On rupture and the philosophy of flight
This anxious gaze upon place recalls his novel The Rupture and the question it poses: is rupture epistemological or geographical?
He replies: "I believe the fundamental rupture is with the self, first and foremost. It is also a physical and geographical necessity to confront the existential disarray I was experiencing at the time. In that novel, I stood in opposition to the world, declaring rupture under the banner: 'Flee, for you are free,' because remaining meant certain death.
"In truth, we do not recoil from places, but from the ideologies that govern them. We do not exchange one locale for another, but one mode of thought for another. In other words, rupture is not revelation. It springs from the daily life of the individual.
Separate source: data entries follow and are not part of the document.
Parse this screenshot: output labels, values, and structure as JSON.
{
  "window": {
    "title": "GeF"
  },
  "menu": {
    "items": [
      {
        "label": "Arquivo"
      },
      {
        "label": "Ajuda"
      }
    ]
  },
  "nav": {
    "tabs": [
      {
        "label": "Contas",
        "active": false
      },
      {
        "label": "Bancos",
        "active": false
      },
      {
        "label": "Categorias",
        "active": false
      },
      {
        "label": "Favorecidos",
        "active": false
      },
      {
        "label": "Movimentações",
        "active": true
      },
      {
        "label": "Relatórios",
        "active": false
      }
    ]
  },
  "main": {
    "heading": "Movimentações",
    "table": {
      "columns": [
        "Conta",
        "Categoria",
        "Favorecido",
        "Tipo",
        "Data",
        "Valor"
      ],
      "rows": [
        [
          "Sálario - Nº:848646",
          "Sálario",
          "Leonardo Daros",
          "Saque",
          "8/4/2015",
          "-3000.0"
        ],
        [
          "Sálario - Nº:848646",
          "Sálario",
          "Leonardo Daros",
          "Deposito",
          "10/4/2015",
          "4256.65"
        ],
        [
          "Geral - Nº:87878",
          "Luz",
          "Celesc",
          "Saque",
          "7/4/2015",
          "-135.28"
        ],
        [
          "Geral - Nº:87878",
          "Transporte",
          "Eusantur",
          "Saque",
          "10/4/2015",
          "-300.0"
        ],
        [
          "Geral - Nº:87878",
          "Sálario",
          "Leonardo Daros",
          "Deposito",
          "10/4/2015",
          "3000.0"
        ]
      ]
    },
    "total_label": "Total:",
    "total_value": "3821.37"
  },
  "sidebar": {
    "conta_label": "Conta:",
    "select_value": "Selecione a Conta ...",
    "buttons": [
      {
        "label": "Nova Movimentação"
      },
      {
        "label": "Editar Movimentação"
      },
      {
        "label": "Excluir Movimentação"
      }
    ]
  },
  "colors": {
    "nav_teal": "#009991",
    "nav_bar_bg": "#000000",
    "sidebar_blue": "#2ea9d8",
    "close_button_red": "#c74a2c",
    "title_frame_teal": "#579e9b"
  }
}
What is essential in writing is to re-examine existence, not to indulge in verbal games or metaphors, nor to chase fame or acclaim.
"In my childhood, I wandered the deserts, and I was happy in those vast expanses saturated with light, vegetation and the myriad living beings that populated that space."
The lexicon of the desert
It is impossible to engage with al-Neimi's oeuvre without pausing at the desert—a locus that permeates his novels and imprints his prose like a talisman or protective amulet warding off oblivion.
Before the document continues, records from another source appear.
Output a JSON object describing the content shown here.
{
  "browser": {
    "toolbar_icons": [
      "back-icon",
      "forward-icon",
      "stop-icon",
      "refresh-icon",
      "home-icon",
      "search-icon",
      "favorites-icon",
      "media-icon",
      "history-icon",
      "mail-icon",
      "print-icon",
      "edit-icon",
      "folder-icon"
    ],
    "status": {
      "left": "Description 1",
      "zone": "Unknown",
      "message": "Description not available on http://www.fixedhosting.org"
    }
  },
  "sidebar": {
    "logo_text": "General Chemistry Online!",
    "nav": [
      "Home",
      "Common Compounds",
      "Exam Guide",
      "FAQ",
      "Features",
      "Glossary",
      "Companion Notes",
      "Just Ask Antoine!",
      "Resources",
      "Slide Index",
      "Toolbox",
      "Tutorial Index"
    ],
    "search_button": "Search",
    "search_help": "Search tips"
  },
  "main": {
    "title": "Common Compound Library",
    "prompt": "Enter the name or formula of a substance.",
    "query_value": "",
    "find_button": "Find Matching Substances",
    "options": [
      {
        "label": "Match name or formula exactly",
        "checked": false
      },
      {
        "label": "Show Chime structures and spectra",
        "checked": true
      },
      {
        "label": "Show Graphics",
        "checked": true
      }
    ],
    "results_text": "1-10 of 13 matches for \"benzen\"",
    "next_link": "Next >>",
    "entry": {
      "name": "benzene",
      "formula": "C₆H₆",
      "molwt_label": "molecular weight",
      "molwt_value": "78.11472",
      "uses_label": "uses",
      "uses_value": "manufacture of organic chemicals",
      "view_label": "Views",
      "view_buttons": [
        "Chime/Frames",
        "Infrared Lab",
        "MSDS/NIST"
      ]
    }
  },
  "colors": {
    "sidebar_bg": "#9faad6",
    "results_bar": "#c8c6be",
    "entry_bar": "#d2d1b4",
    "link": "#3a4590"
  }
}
This is not merely a fictional landscape but a deeply autobiographical one, drawn from the experience of a child cast into open vastness, who now, with matured awareness, probes both the harshness of survival and the translucence of souls. It is as though he never departed from the swirling tempests of the desert, where life, as the father tells his son in Cotton Blossom, "is measured by distance, not by hours."

The author of If You Placed the Sun in My Hand momentarily drifts into reverie before confessing: "I lived my most beautiful days in the desert. What I wrote about it springs from a profound love for my birthplace, far removed from the orientalist gaze some seek to peddle in narrative form. I recall my aunt giving birth to a stillborn child during our travels. She buried him and continued on her way without once looking back. I cannot forget the joy that would seize me as I listened to thunderclaps, lightning, and the patter of rain in that exposed expanse, where no barrier stood between the muddy earth and the reckless clouds and wind."
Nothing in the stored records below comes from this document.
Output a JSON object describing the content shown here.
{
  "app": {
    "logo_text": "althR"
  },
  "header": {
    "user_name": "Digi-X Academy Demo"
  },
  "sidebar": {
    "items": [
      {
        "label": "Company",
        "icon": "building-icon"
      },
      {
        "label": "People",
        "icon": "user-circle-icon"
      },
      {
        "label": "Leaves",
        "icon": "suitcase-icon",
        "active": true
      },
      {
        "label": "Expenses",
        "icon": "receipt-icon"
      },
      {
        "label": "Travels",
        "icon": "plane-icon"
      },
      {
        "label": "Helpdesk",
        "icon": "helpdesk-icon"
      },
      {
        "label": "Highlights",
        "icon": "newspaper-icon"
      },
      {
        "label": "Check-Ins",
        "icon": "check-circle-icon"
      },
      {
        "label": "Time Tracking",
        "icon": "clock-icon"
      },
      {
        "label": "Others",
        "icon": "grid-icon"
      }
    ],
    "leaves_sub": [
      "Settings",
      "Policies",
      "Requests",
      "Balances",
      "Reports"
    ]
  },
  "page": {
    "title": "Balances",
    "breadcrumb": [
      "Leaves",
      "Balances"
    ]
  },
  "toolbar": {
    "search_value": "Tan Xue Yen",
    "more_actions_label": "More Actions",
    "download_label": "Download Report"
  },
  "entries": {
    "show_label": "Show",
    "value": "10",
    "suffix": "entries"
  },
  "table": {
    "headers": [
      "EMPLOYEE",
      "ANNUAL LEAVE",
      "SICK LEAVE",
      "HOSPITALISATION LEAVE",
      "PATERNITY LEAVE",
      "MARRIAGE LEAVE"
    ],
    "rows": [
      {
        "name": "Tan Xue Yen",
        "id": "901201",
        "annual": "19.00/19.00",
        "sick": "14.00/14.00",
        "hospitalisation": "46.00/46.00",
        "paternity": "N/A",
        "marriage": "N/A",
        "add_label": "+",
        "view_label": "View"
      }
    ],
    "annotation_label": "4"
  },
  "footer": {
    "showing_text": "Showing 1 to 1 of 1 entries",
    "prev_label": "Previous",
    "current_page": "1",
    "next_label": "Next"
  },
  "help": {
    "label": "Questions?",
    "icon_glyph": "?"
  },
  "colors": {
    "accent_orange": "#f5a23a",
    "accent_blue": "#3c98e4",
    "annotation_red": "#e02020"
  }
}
In his latest novel, Cotton Blossom, al-Neimi ventures into thorny narrative terrain, distilling it into a paternal aphorism: "Speech without substance becomes chaff, fit only to feed beasts."
A lexicon born of place
What distinguishes the author of The Tracker is his creation of a linguistic lexicon uniquely his own, an alchemy of Bedouin vernacular infused into the current of classical Arabic.
He refuses to falsify the spoken idiom of his characters. Instead, he sifts through the Bedouin dialect, threading it into the fabric of formal Arabic to forge a rhythm that grants each phrase its deepest resonance. Words like yadfir (to shove), yitamarrakh (to wallow), yaḥūṣ (to flail), and yatasalḥab (to slither) do not merely serve the logic of character; they clothe them in the feathers of place, its scent, and its shifting moods.
Al-Neimi elucidates the mysteries of his lexicon: "I discovered early on that Arabic is a single body, and that colloquial speech is part of the classical whole. Every environment possesses its own language for expressing the inner self.
"Some of the myths my father told me as a child I later found in Homer's Iliad and Odyssey. Linguistic expression, then, is never neutral. It may even be deceptive. That is why I will not abandon my narrative lexicon, for the imported language has corrupted Arabic literature. Language is not a metaphor, nor a ready-made recipe."
All we write is autobiography
Al-Neimi contends that all writing, in essence, is a form of autobiography. "No matter how we attempt to invent scenes, stories, or behaviours that diverge from our own," he reflects, "even when we play expressively with the truths we have lived, we are merely rewriting the same book in multiple forms."

Hence, he insists that form must be valued alongside the intellectual, linguistic and philosophical reservoir from which it springs.
Ultimately, everything a human being writes emanates from a single mind. Yet it is the genius of life, in its manifold dimensions, that allows us to imagine different shapes for our existence, whether they mirror our experience or depart from it. "There is, therefore, no fixed truth in reality or in fiction. What I perceive of myself," he adds, "is subject to the evolving tide of consciousness, in a process of perpetual transformation."
He holds a firm conviction: every autobiography is, in some sense, a falsification of personal history, and all other forms of creative expression are falsifications of that falsification. Creation is a dance of inscription and erasure, of construction and demolition. What matters is the text. And what matters most within the text is language.
The itinerant soul: a cartography of loss
On the other side of his literary persona, we encounter al-Neimi the traveller, restless in his pursuit of the Other, unravelling the riddles of place, people, and presence. A wanderer who has traced the planet's longitudes and latitudes, guided by a Bedouin nose attuned to the saffron scent of the earth.
From the Syrian steppe and cornmeal porridge, from the bewilderment of sand dunes to the Andes of Chile, from Konya and Istanbul to India and China, from Japan to Nouakchott and Samarkand, he follows in the footsteps of Ibn Battuta and the fantastical voyages of One Thousand and One Nights, inscribing a new chapter in the literature of travel.
"In my journeys," he says, "I was searching for the first place I was forced to leave. And I discovered that the central axis of travel is loss. I came to believe that place belongs to the one who creates it, not to the one who merely sleeps in it."